Рис.3 Василий Суриков. Душа художника

Василий Суриков. Стенька Разин

А «Разин» так и оставался неоконченным. Суриков искал его взгляд – сосредоточенный, властный и горестный. Чтобы в глазах посверкивали и тяжелые предчувствия, и ярость. Как говорил художник, «искал точку». Отбросил десятки вариантов… Зато, уж когда его «озарило», Суриков в три часа ночи разбудил друзей-соседей – семейство инженера Анатолия Добринского – «Нашел! Нашел точку-то!» Картина, над которой он работал 20 лет, в 1906 году стала «гвоздем программы» 35‑й передвижной выставки, которая проходила в Историческом музее. Картина пошла «в народ», открытки с ее изображением шли нарасхват, но газеты твердили о закате Сурикова, о том, что атаман у него получился, а Разин как историческое явление – нет. Но на выставке в Риме ценители сочли Стеньку лучшей картиной о «загадочной русской душе». И Суриков считал этот образ главным для себя. В письме брату Александру признавался: «Важно то, что я Степана написал! Это всё». Эта картина так и осталась единственной значительной работой Сурикова, которую он не продал.

«Я исчезаю»

Суриков терпеть не мог светских условностей. Как-то его пригласил на приём один князь. В сопроводительном письме указывалось, что дам ожидают в вечерних платьях, а мужчин – во фраках. «Ах, вам мало Сурикова? Вам подавай меня во фраке?», – бушевал «Медведь», любивший красоваться в казачьих начищенных сапогах. В итоге посыльный доставил князю коробку с новеньким фраком и визитной карточкой Сурикова, а художник остался дома.
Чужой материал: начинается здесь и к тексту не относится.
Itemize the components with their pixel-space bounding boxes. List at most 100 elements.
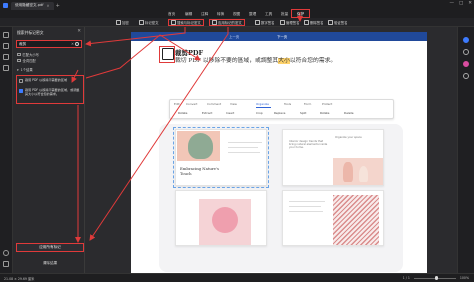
stripes-image <box>333 195 379 245</box>
search-icon[interactable] <box>75 42 79 46</box>
result-item[interactable]: 裁剪 PDF 以移除不需要的区域，或调整其大小以符合您的需求。 <box>19 88 81 96</box>
delete-sign-tool[interactable]: 删除签名 <box>304 19 324 26</box>
app-logo-icon <box>3 3 8 8</box>
result-group-header[interactable]: ▾ 1个结果 <box>17 67 33 73</box>
menu-edit[interactable]: 编辑 <box>185 12 192 17</box>
apply-all-redactions-button[interactable]: 应用所有标记 <box>16 243 84 252</box>
chat-icon[interactable] <box>463 73 469 79</box>
mark-redaction-label: 标记密文 <box>145 21 159 25</box>
header-tab-prev: 上一页 <box>229 35 240 39</box>
text-line <box>289 201 325 202</box>
title-bar: 使用隐藏密文.pdf ✕ + — □ ✕ <box>0 0 474 11</box>
close-window-button[interactable]: ✕ <box>468 1 472 6</box>
document-tab[interactable]: 使用隐藏密文.pdf ✕ <box>11 1 54 10</box>
menu-home[interactable]: 首页 <box>168 12 175 17</box>
help-icon[interactable] <box>3 250 9 256</box>
result-checkbox[interactable] <box>19 78 23 83</box>
mark-redaction-tool[interactable]: 标记密文 <box>139 19 159 26</box>
encrypt-tool[interactable]: 加密 <box>116 19 129 26</box>
maximize-button[interactable]: □ <box>459 1 463 6</box>
page-paragraph: 裁切 PDF 以移除不要的區域，或調整其大小以符合您的需求。 <box>175 57 337 65</box>
mock-page <box>175 190 267 246</box>
page-header-band: 上一页 下一页 <box>131 32 427 41</box>
manage-sign-label: 管理签名 <box>286 21 300 25</box>
panel-close-button[interactable]: ✕ <box>77 29 81 34</box>
menu-tools[interactable]: 工具 <box>265 12 272 17</box>
illus-tool: Rotate <box>178 111 188 115</box>
minimize-button[interactable]: — <box>449 1 454 6</box>
illustration-toolbar: Edit Convert Comment View Organize Tools… <box>169 99 394 119</box>
clear-search-icon[interactable]: ✕ <box>71 42 74 46</box>
status-bar: 21.08 × 29.69 厘米 1 / 1 100% <box>0 273 474 282</box>
illus-tool: Insert <box>226 111 235 115</box>
apply-redaction-tool[interactable]: 应用标记的密文 <box>209 19 245 26</box>
paragraph-text-end: 以符合您的需求。 <box>289 58 337 64</box>
zoom-slider[interactable] <box>413 276 456 280</box>
whole-word-option[interactable]: 全词匹配 <box>17 58 36 63</box>
whole-word-checkbox[interactable] <box>17 58 21 63</box>
vases-backdrop <box>333 158 383 185</box>
search-box: ✕ <box>16 40 82 48</box>
paragraph-text-start: 裁切 PDF 以移除不要的區域，或調整其 <box>175 58 279 64</box>
manage-sign-tool[interactable]: 管理签名 <box>280 19 300 26</box>
text-line <box>289 211 323 212</box>
comment-icon[interactable] <box>3 54 9 60</box>
properties-icon[interactable] <box>463 49 469 55</box>
lock-icon <box>116 20 121 25</box>
ai-assistant-icon[interactable] <box>463 37 469 43</box>
document-page: 上一页 下一页 裁剪PDF 裁切 PDF 以移除不要的區域，或調整其大小以符合您… <box>131 32 427 273</box>
illus-tab-underline <box>256 106 271 108</box>
search-icon[interactable] <box>3 65 9 71</box>
search-and-redact-label: 搜索与标记密文 <box>177 21 201 25</box>
match-case-label: 匹配大小写 <box>22 53 39 57</box>
mock-page-caption: Interior design trends that bring natura… <box>289 140 328 149</box>
digital-sign-tool[interactable]: 数字签名 <box>255 19 275 26</box>
document-tab-title: 使用隐藏密文.pdf <box>15 3 44 7</box>
result-checkbox[interactable] <box>19 88 23 93</box>
menu-convert[interactable]: 转换 <box>217 12 224 17</box>
match-case-option[interactable]: 匹配大小写 <box>17 52 39 57</box>
flower-image <box>212 207 238 233</box>
thumbnail-icon[interactable] <box>3 32 9 38</box>
share-icon[interactable] <box>463 61 469 67</box>
illus-tool: Replace <box>274 111 286 115</box>
settings-icon[interactable] <box>3 261 9 267</box>
search-highlight: 大小 <box>278 58 290 64</box>
page-navigation[interactable]: 1 / 1 <box>403 276 410 280</box>
illus-tool: Delete <box>344 111 354 115</box>
menu-view[interactable]: 视图 <box>233 12 240 17</box>
menu-batch[interactable]: 批量 <box>281 12 288 17</box>
menu-comment[interactable]: 注释 <box>201 12 208 17</box>
illus-tool: Rotate <box>320 111 330 115</box>
mock-page-heading: Organize your space <box>335 136 362 139</box>
illus-tab-view: View <box>230 102 237 106</box>
result-text: 裁剪 PDF 以移除不需要的区域，或调整其大小以符合您的需求。 <box>25 88 80 97</box>
verify-sign-tool[interactable]: 验证签名 <box>328 19 348 26</box>
close-tab-icon[interactable]: ✕ <box>47 4 50 8</box>
mock-page <box>282 190 384 246</box>
document-canvas: 上一页 下一页 裁剪PDF 裁切 PDF 以移除不要的區域，或調整其大小以符合您… <box>85 27 457 273</box>
text-line <box>289 206 321 207</box>
menu-organize[interactable]: 整理 <box>249 12 256 17</box>
page-size: 21.08 × 29.69 厘米 <box>4 276 35 281</box>
zoom-slider-handle[interactable] <box>434 276 439 280</box>
zoom-level[interactable]: 100% <box>460 276 469 280</box>
result-item[interactable]: 裁剪 PDF 以移除不需要的区域 <box>19 78 81 83</box>
illus-tab-edit: Edit <box>174 102 180 106</box>
illus-tab-protect: Protect <box>322 102 333 106</box>
protect-toolbar: 加密 标记密文 搜索与标记密文 应用标记的密文 数字签名 管理签名 删除签名 验… <box>0 18 474 27</box>
match-case-checkbox[interactable] <box>17 52 21 57</box>
clear-results-button[interactable]: 清除结果 <box>16 259 84 267</box>
search-redact-icon <box>171 20 176 25</box>
result-count: 1个结果 <box>20 68 33 72</box>
new-tab-button[interactable]: + <box>56 3 60 9</box>
illustration-panel: Embracing Nature's Touch Organize your s… <box>159 124 403 272</box>
search-input[interactable] <box>19 42 71 46</box>
menu-bar: 首页 编辑 注释 转换 视图 整理 工具 批量 保护 <box>0 11 474 18</box>
window-controls: — □ ✕ <box>449 1 472 6</box>
header-tab-next: 下一页 <box>277 35 288 39</box>
mock-page: Organize your space Interior design tren… <box>282 129 384 186</box>
bookmark-icon[interactable] <box>3 43 9 49</box>
marker-icon <box>139 20 144 25</box>
search-and-redact-tool[interactable]: 搜索与标记密文 <box>168 19 204 26</box>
Свои поздние работы он создавал, обустроив мастерскую в одном из залов Исторического музея. Там Суриков чувствовал себя в родной стихии, с головой погружаясь в прошлое. Так появилась и его последняя историческая картина – «Посещение царевной женского монастыря». Трагический сюжет: цветущая девушка, которой вряд ли удастся найти жениха, соответствующего ее положению, должна безропотно принять монастырскую участь. На ее лице – испуг и покорность. Четыре года Суриков работал над этим полотном. Здоровье сдавало, и с каждым месяцев ему было все труднее подниматься по музейным ступенькам. Эскизы и портреты писал в своей квартире в Леонтьевском переулке, в привычной тесноте.

Его последняя большая картина – «Благовещение». Как покаянная исповедь, как молитва деве Марии. «Вера есть дар, талант, не имеющего этого дара – трудно научить», – говорил Суриков. Он уходил, ожидая встречи со Спасителем – этим чувством переполнено последнее суриковское полотно.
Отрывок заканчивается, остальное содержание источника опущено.